Kaiko platform homepage. Source: Kaiko.com
さらに2月には、ブルームバーグがカイコとの連携を発表している。ブルームバーグが保有するライセンス付き金融データを、ブロックチェーン上の環境で直接利用できるようにする取り組みだ。従来のオフチェーン型データベースから、トークン化市場に対応したデータ提供へと踏み出すものだった。
この動きが重要なのは、トークン化された実物資産、いわゆるRWA市場が拡大しているためだ。債券や株式、不動産などの金融商品をブロックチェーン上で扱う場合、オンチェーン上の資産価格が、実際の原資産価格ときちんと連動している必要がある。そこで、信頼できるデータの価値が一段と高まっている。
「伝統金融並み」の基準が必要に
暗号資産データ企業には、今後、伝統金融並みの厳格な基準が求められる――。カイコのスビランCEOは、コインテレグラフにそう語った。

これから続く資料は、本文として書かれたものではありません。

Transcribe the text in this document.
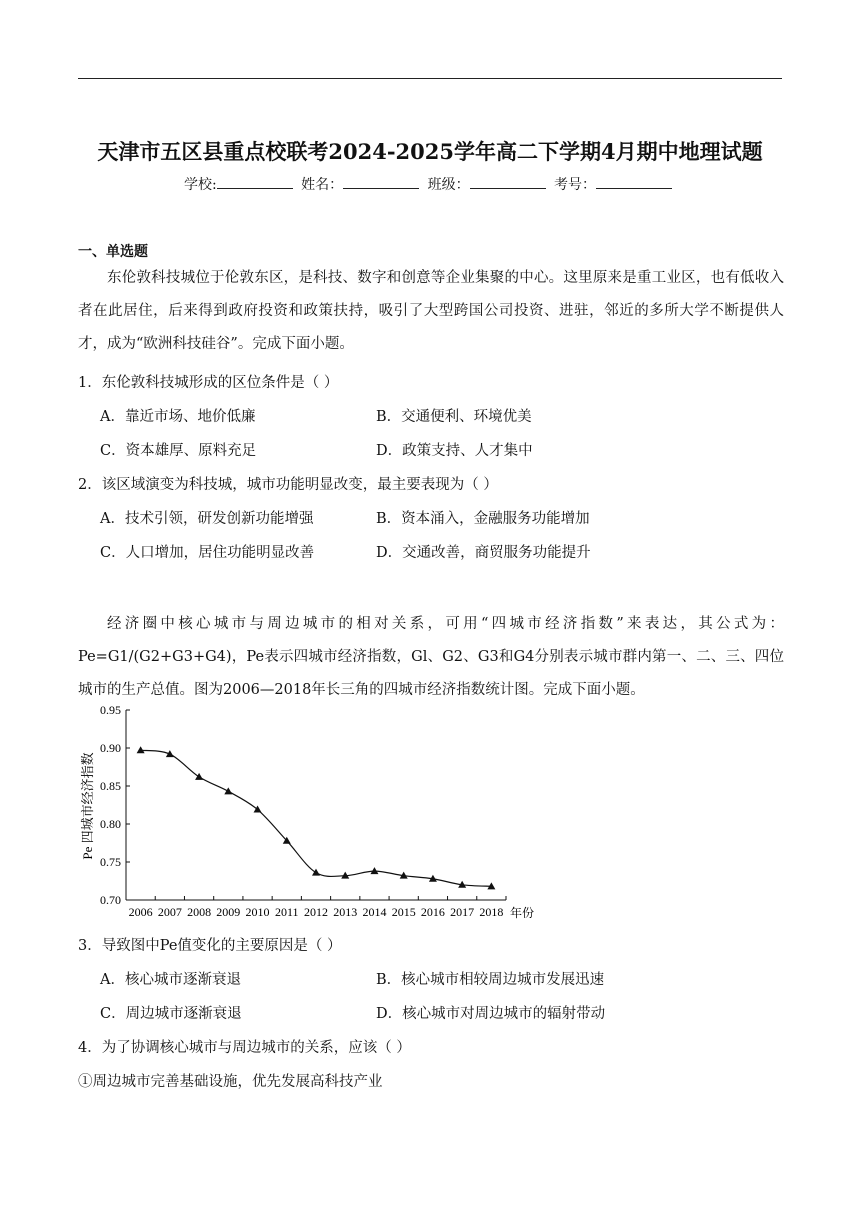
天津市五区县重点校联考2024-2025学年高二下学期4月期中地理试题
学校:	姓名：	班级：	考号：
一、单选题
东伦敦科技城位于伦敦东区，是科技、数字和创意等企业集聚的中心。这里原来是重工业区，也有低收入者在此居住，后来得到政府投资和政策扶持，吸引了大型跨国公司投资、进驻，邻近的多所大学不断提供人才，成为“欧洲科技硅谷”。完成下面小题。
1．东伦敦科技城形成的区位条件是（ ）
A．靠近市场、地价低廉	B．交通便利、环境优美
C．资本雄厚、原料充足	D．政策支持、人才集中
2．该区域演变为科技城，城市功能明显改变，最主要表现为（ ）
A．技术引领，研发创新功能增强	B．资本涌入，金融服务功能增加
C．人口增加，居住功能明显改善	D．交通改善，商贸服务功能提升
经济圈中核心城市与周边城市的相对关系，可用“四城市经济指数”来表达，其公式为：Pe=G1/(G2+G3+G4)，Pe表示四城市经济指数，Gl、G2、G3和G4分别表示城市群内第一、二、三、四位城市的生产总值。图为2006—2018年长三角的四城市经济指数统计图。完成下面小题。
0.70
0.75
0.80
0.85
0.90
0.95
2006 2007 2008 2009 2010 2011 2012 2013 2014 2015 2016 2017 2018
Pe 四城市经济指数
年份
3．导致图中Pe值变化的主要原因是（ ）
A．核心城市逐渐衰退	B．核心城市相较周边城市发展迅速
C．周边城市逐渐衰退	D．核心城市对周边城市的辐射带动
4．为了协调核心城市与周边城市的关系，应该（ ）
①周边城市完善基础设施，优先发展高科技产业
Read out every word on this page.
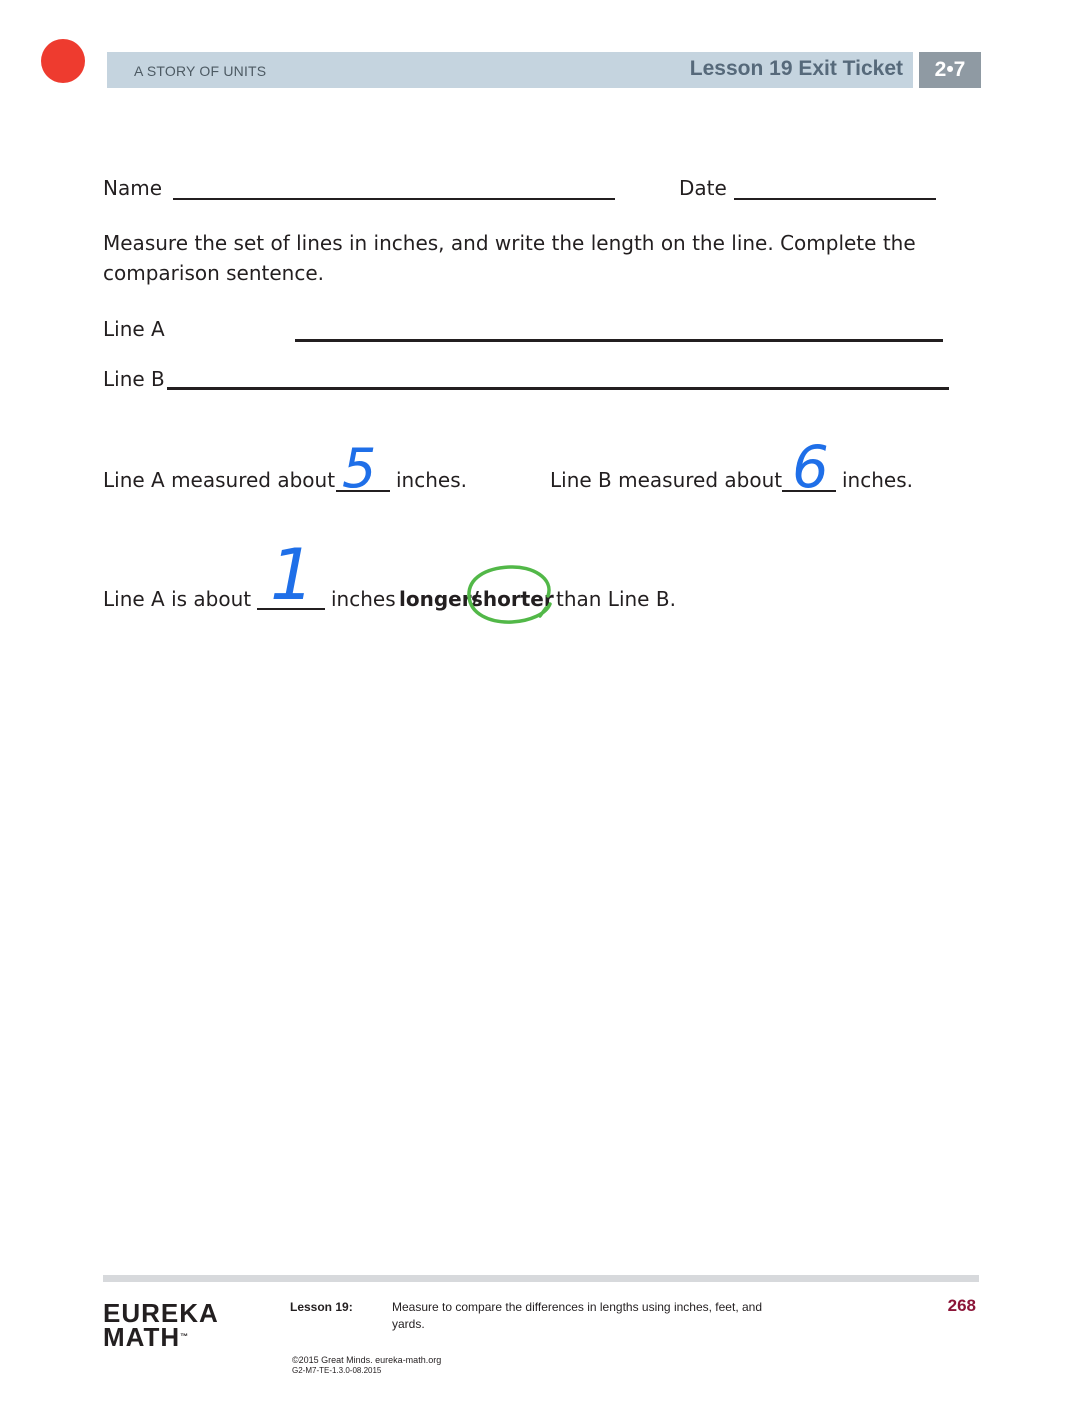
A STORY OF UNITS	Lesson 19 Exit Ticket	2•7
Name	Date
Measure the set of lines in inches, and write the length on the line. Complete the
comparison sentence.
Line A
Line B
Line A measured about 5 inches.	Line B measured about 6 inches.
Line A is about 1 inches longer/
shorter than Line B.
EUREKA
MATH™
Lesson 19:	Measure to compare the differences in lengths using inches, feet, and
yards.
268
©2015 Great Minds. eureka-math.org
G2-M7-TE-1.3.0-08.2015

「銀行、資産運用会社、ヘッジファンドの参入が進むことで、需要は加速している。今回の買収は、創業当初から進めてきた戦略の完成形だ」
さらに同氏は、アンバーデータの買収によって、カイコは「機関投資家が必要とするあらゆるデータ需要に応えられる、唯一の独立系かつグローバルに規制された企業」になったと強調した。
暗号資産業界では、データの信頼性をめぐる問題も根深い。

LIT trading price, listing time, minute-by-minute. Source: Kaiko
5月上旬には、カイコのデータプラットフォームが、ロビンフッドの暗号資産上場発表をめぐり、不自然な取引パターンを検出していた。一部のトレーダーが、上場発表の前に先回りして取引していた可能性があるというものだ。
これは、非公開の上場情報にアクセスしていた市場参加者がいたのか、あるいは公開情報をもとに極めて精度の高い“先回り手法”を構築していたのか――そんな疑念を呼ぶ事例だった。
暗号資産市場は、かつてのような“荒野”ではなくなりつつある。だが、その分だけ、誰が正しいデータを握り、誰が市場の裏側を見抜けるのかが、ますます重要になっている。
カイコによるアンバーデータ買収は、単なる企業買収ではない。暗号資産市場が、個人投資家中心の投機の場から、機関投資家向けの金融インフラへと姿を変える過程で起きた、象徴的な一手といえる。